DaQuita has taught high school mathematics for six years and has a master's degree in secondary mathematics education.

Leading coefficients can help you predict what a graph will look like before you actually see it. In this lesson, you'll learn about leading coefficients and how to use them.

What are Leading Coefficients?

Leading coefficients are the numbers written in front of the variable with the largest exponent. Just like regular coefficients, they can be positive, negative, real, or imaginary as well as whole numbers, fractions or decimals. For example, in the equation -7x^4 + 2x^3 - 11, the highest exponent is 4. The coefficient for that term is -7, which means that -7 is the leading coefficient.

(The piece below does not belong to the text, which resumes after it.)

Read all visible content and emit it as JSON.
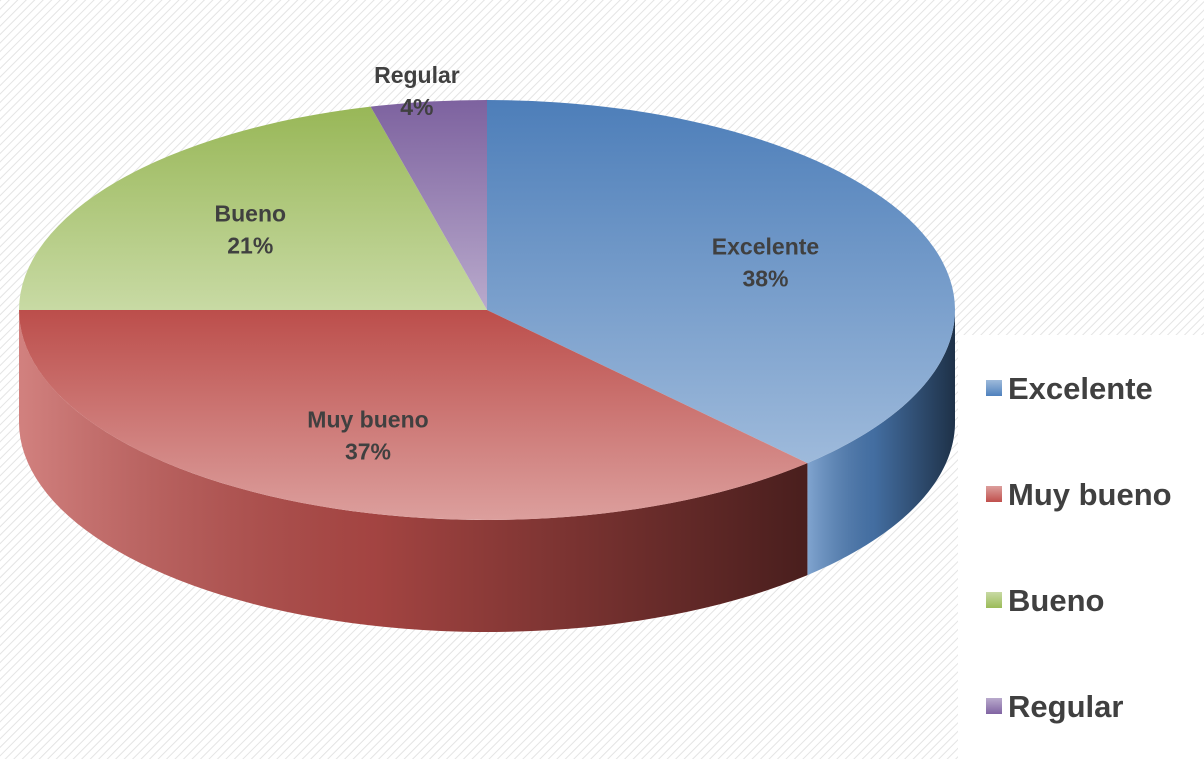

Leading Coefficients and Graphs

The leading coefficient can tell you two things about a graph. To begin, it can tell you what direction the graph is facing, which is determined by whether the leading coefficient is positive or negative. To see how this works, let's compare the graphs of y = x^2 + 2 and y = -x^2 + 2.

Graph: y = x^2 + 2

Graph: y = -x^2 + 2

We see that the graph of y = x^2 + 2, which has a positive leading coefficient, looks like the letter 'U,' and the graph of y = -x^2 + 2, with a negative leading coefficient, looks like an upside down 'U.' Changing the sign on the leading coefficient changed the direction of the graph.

Now, let's take a look at a linear example. Compare the graphs of y = x - 4 and y = -x - 4.

Graph: y = x - 4

Graph: y = -x - 4

The graph of y = x - 4 has a positive leading coefficient and grows as the graph moves from left to right while the graph of y = -x - 4 has a negative leading coefficient and decreases as the graph moves from left to right. A different sign on the leading coefficient changed the direction of this graph as well.